A three-dimensional (3-D) endometrium culture was established, in which human endometrial stromal cells embedded in a mixture of collagen I, a major component of extracellular matrix, and matrigel, a basement membrane material, supports the epithelial cells seeded on top of the collagen/matrigel matrix. The biological growth and differentiation of the epithelial cells were studied microscopically and immunohistochemically. Transmission electron microscopy showed a polarized columnar epithelium in monolayer with basally positioned nuclei.
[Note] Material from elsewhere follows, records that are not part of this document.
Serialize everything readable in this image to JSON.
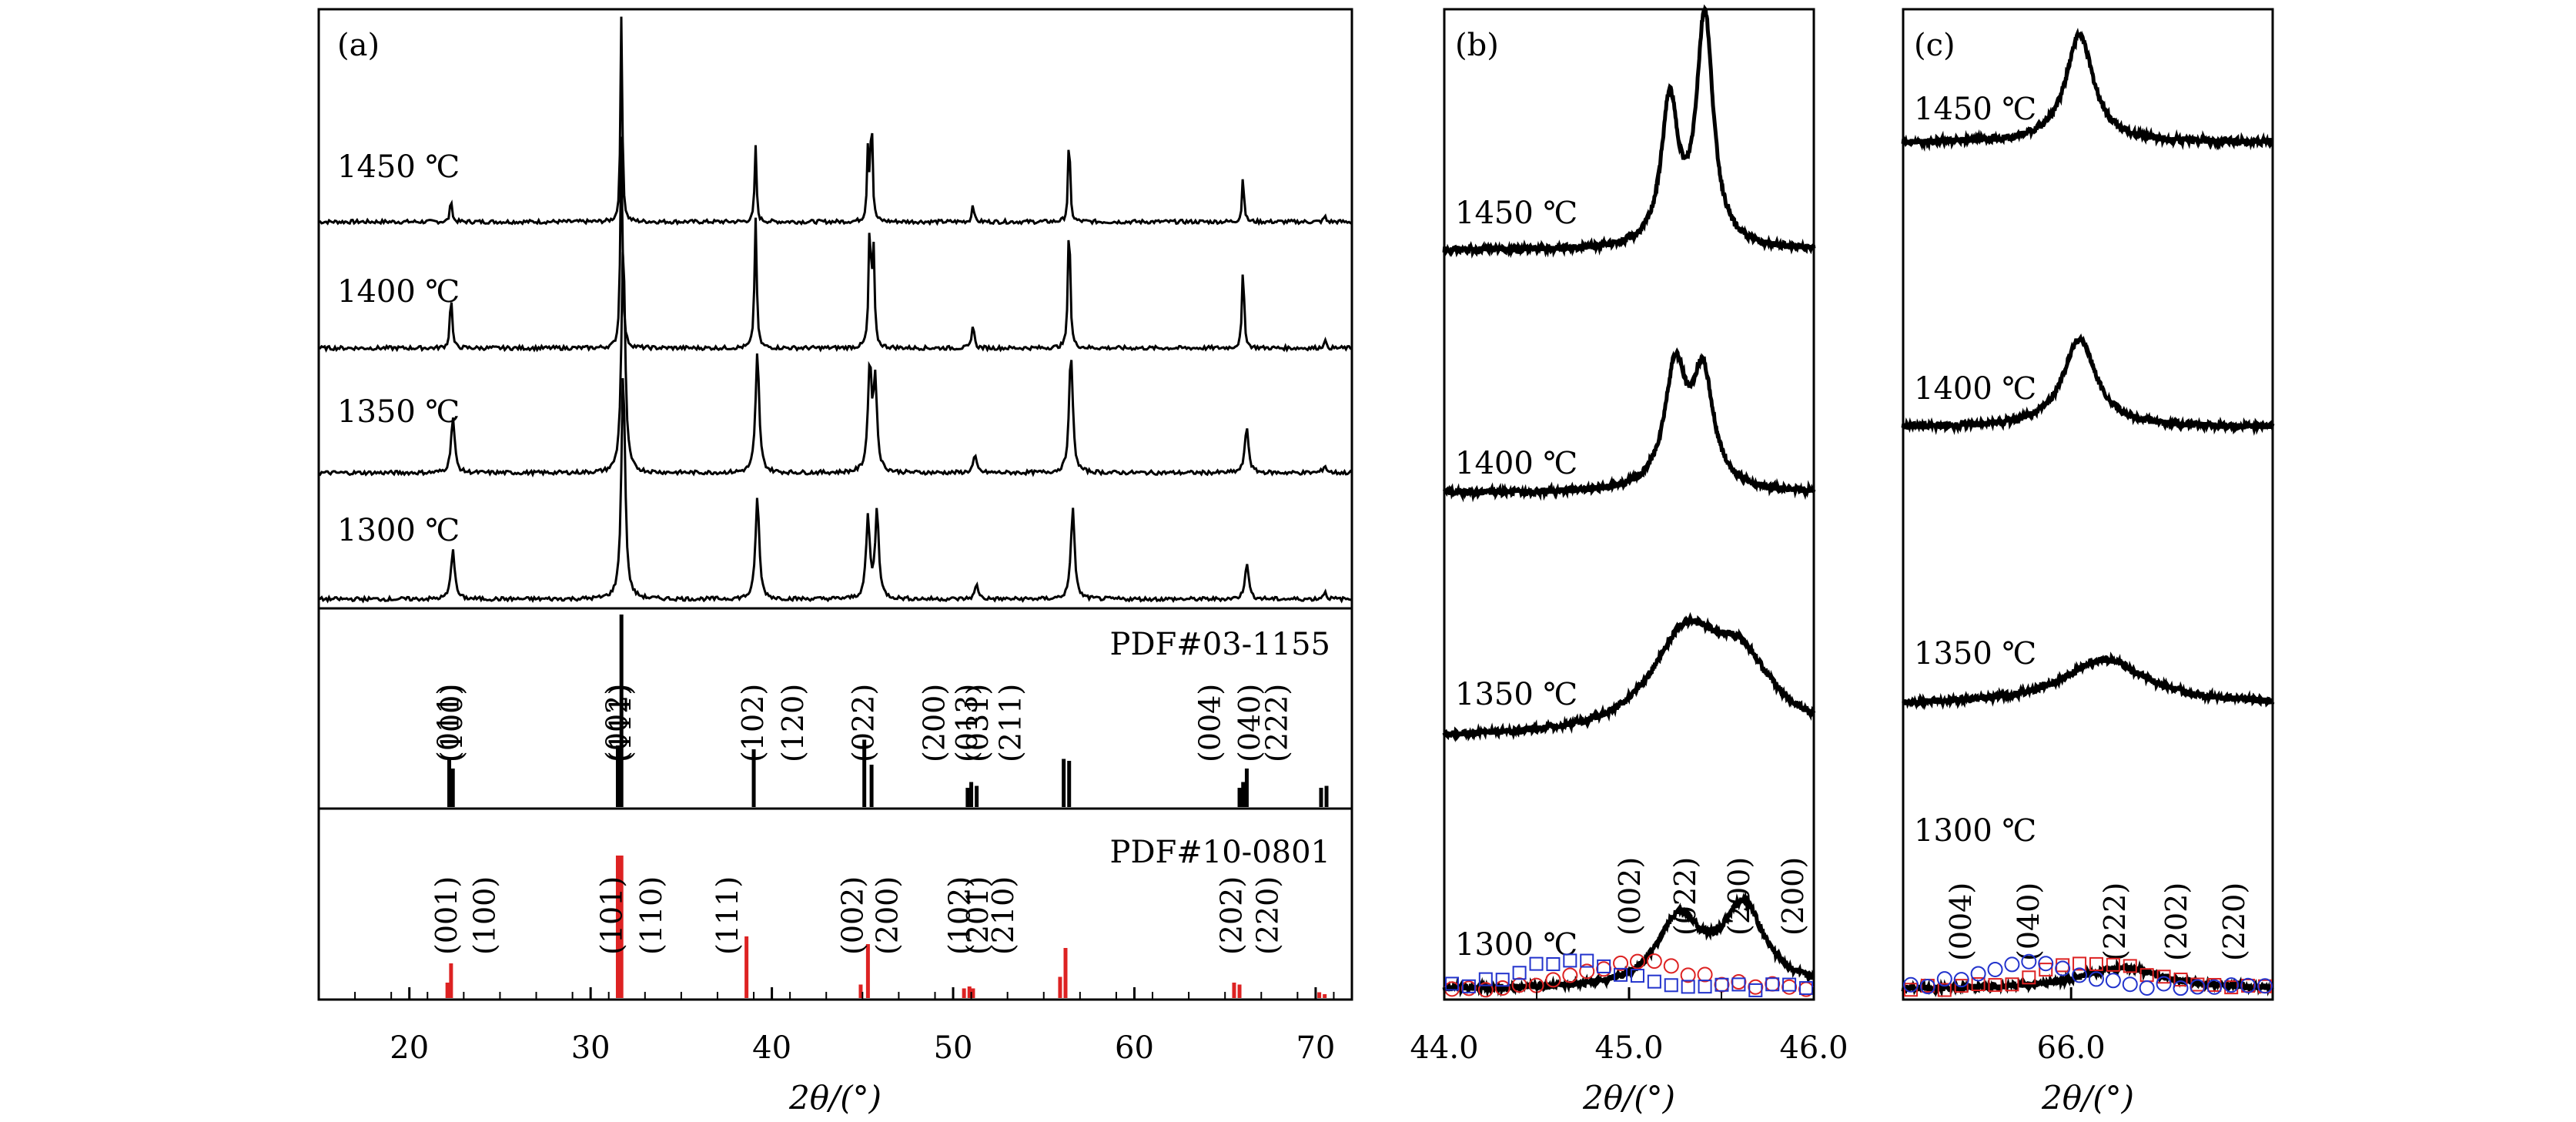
{
  "chart_data": [
    {
      "panel": "a",
      "panel_label": "(a)",
      "type": "line",
      "xlabel": "2θ/(°)",
      "xlim": [
        15,
        72
      ],
      "x_ticks": [
        "20",
        "30",
        "40",
        "50",
        "60",
        "70"
      ],
      "x_tick_values": [
        20,
        30,
        40,
        50,
        60,
        70
      ],
      "series": [
        {
          "name": "1450 ℃",
          "peaks": [
            [
              22.3,
              0.12
            ],
            [
              31.7,
              1.0
            ],
            [
              39.1,
              0.37
            ],
            [
              45.3,
              0.35
            ],
            [
              45.5,
              0.55
            ],
            [
              51.1,
              0.1
            ],
            [
              56.4,
              0.45
            ],
            [
              66.0,
              0.24
            ],
            [
              70.5,
              0.03
            ]
          ]
        },
        {
          "name": "1400 ℃",
          "peaks": [
            [
              22.3,
              0.25
            ],
            [
              31.7,
              0.98
            ],
            [
              39.1,
              0.6
            ],
            [
              45.4,
              0.55
            ],
            [
              45.6,
              0.45
            ],
            [
              51.1,
              0.12
            ],
            [
              56.4,
              0.62
            ],
            [
              66.0,
              0.37
            ],
            [
              70.5,
              0.04
            ]
          ]
        },
        {
          "name": "1350 ℃",
          "peaks": [
            [
              22.4,
              0.24
            ],
            [
              31.8,
              1.0
            ],
            [
              39.2,
              0.52
            ],
            [
              45.4,
              0.45
            ],
            [
              45.7,
              0.38
            ],
            [
              51.2,
              0.07
            ],
            [
              56.5,
              0.52
            ],
            [
              66.2,
              0.2
            ],
            [
              70.5,
              0.03
            ]
          ]
        },
        {
          "name": "1300 ℃",
          "peaks": [
            [
              22.4,
              0.22
            ],
            [
              31.8,
              1.0
            ],
            [
              39.2,
              0.45
            ],
            [
              45.3,
              0.35
            ],
            [
              45.8,
              0.38
            ],
            [
              51.3,
              0.06
            ],
            [
              56.6,
              0.4
            ],
            [
              66.2,
              0.16
            ],
            [
              70.5,
              0.03
            ]
          ]
        }
      ],
      "reference_patterns": [
        {
          "name": "PDF#03-1155",
          "color": "#000000",
          "sticks": [
            [
              22.2,
              0.25
            ],
            [
              22.4,
              0.2
            ],
            [
              31.5,
              0.32
            ],
            [
              31.7,
              1.0
            ],
            [
              39.0,
              0.3
            ],
            [
              45.1,
              0.35
            ],
            [
              45.5,
              0.22
            ],
            [
              50.8,
              0.1
            ],
            [
              51.0,
              0.13
            ],
            [
              51.3,
              0.11
            ],
            [
              56.1,
              0.25
            ],
            [
              56.4,
              0.24
            ],
            [
              65.8,
              0.1
            ],
            [
              66.0,
              0.13
            ],
            [
              66.2,
              0.2
            ],
            [
              70.3,
              0.1
            ],
            [
              70.6,
              0.11
            ]
          ],
          "hkl_labels": [
            [
              "(011)",
              22.2
            ],
            [
              "(100)",
              22.4
            ],
            [
              "(002)",
              31.5
            ],
            [
              "(111)",
              31.7
            ],
            [
              "(102)",
              39.0
            ],
            [
              "(120)",
              41.2
            ],
            [
              "(022)",
              45.1
            ],
            [
              "(200)",
              49.0
            ],
            [
              "(013)",
              50.8
            ],
            [
              "(031)",
              51.4
            ],
            [
              "(211)",
              53.2
            ],
            [
              "(004)",
              64.2
            ],
            [
              "(040)",
              66.4
            ],
            [
              "(222)",
              67.9
            ]
          ]
        },
        {
          "name": "PDF#10-0801",
          "color": "#dd2222",
          "sticks": [
            [
              22.1,
              0.08
            ],
            [
              22.3,
              0.18
            ],
            [
              31.5,
              0.74
            ],
            [
              31.7,
              0.74
            ],
            [
              38.6,
              0.32
            ],
            [
              44.9,
              0.07
            ],
            [
              45.3,
              0.28
            ],
            [
              50.6,
              0.05
            ],
            [
              50.9,
              0.06
            ],
            [
              51.1,
              0.05
            ],
            [
              55.9,
              0.11
            ],
            [
              56.2,
              0.26
            ],
            [
              65.5,
              0.08
            ],
            [
              65.8,
              0.07
            ],
            [
              70.2,
              0.03
            ],
            [
              70.5,
              0.02
            ]
          ],
          "hkl_labels": [
            [
              "(001)",
              22.1
            ],
            [
              "(100)",
              24.2
            ],
            [
              "(101)",
              31.2
            ],
            [
              "(110)",
              33.4
            ],
            [
              "(111)",
              37.6
            ],
            [
              "(002)",
              44.5
            ],
            [
              "(200)",
              46.4
            ],
            [
              "(102)",
              50.4
            ],
            [
              "(201)",
              51.4
            ],
            [
              "(210)",
              52.8
            ],
            [
              "(202)",
              65.4
            ],
            [
              "(220)",
              67.4
            ]
          ]
        }
      ]
    },
    {
      "panel": "b",
      "panel_label": "(b)",
      "type": "line",
      "xlabel": "2θ/(°)",
      "xlim": [
        44.0,
        46.0
      ],
      "x_ticks": [
        "44.0",
        "45.0",
        "46.0"
      ],
      "x_tick_values": [
        44.0,
        45.0,
        46.0
      ],
      "series": [
        {
          "name": "1450 ℃",
          "peaks": [
            [
              45.22,
              0.62
            ],
            [
              45.41,
              1.0
            ]
          ]
        },
        {
          "name": "1400 ℃",
          "peaks": [
            [
              45.25,
              0.62
            ],
            [
              45.4,
              0.58
            ]
          ]
        },
        {
          "name": "1350 ℃",
          "peaks": [
            [
              45.3,
              0.52
            ],
            [
              45.6,
              0.38
            ]
          ]
        },
        {
          "name": "1300 ℃",
          "peaks": [
            [
              45.27,
              0.55
            ],
            [
              45.62,
              0.65
            ]
          ]
        }
      ],
      "hkl_labels": [
        "(002)",
        "(022)",
        "(200)",
        "(200)"
      ],
      "fit_markers": [
        {
          "color": "#dd2222",
          "shape": "circle"
        },
        {
          "color": "#2233cc",
          "shape": "square"
        }
      ]
    },
    {
      "panel": "c",
      "panel_label": "(c)",
      "type": "line",
      "xlabel": "2θ/(°)",
      "xlim": [
        65.0,
        67.2
      ],
      "x_ticks": [
        "66.0"
      ],
      "x_tick_values": [
        66.0
      ],
      "series": [
        {
          "name": "1450 ℃",
          "peaks": [
            [
              66.05,
              1.0
            ]
          ]
        },
        {
          "name": "1400 ℃",
          "peaks": [
            [
              66.05,
              0.85
            ]
          ]
        },
        {
          "name": "1350 ℃",
          "peaks": [
            [
              66.2,
              0.45
            ]
          ]
        },
        {
          "name": "1300 ℃",
          "peaks": [
            [
              66.3,
              0.35
            ]
          ]
        }
      ],
      "hkl_labels": [
        "(004)",
        "(040)",
        "(222)",
        "(202)",
        "(220)"
      ],
      "fit_markers": [
        {
          "color": "#dd2222",
          "shape": "square"
        },
        {
          "color": "#2233cc",
          "shape": "circle"
        }
      ]
    }
  ]
}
Scanning electron microscopy revealed a confluent epithelium with an abundance of microvilli and cilia as well as pinopodes on the apical surface. An immunohistochemical staining showed that integrin alpha1, alpha4, and beta3 were co-localized with cytokeratin, confirming the epithelial origin of the cells. In contrast, immunoreactivity against cyclooxygenase-1 or -2 was positive in both epithelial and stromal cells. When epithelial cells were replaced by KLE cells, an endometrial cancer cell of epithelial origin, invasion of KLE cells into the stromal fraction was observed. The invasion was closely correlated to expression of matrix metalloproteinases and their tissue inhibitors of metalloproteinases in a manner consistent with paracrine fashion. The present 3-D culture imitates the normal endometrium physiologically as well as morphologically, thus provides an excellent in vitro tissue suitable for reproducing in vivo physiological processes, including endometrial cancer invasion.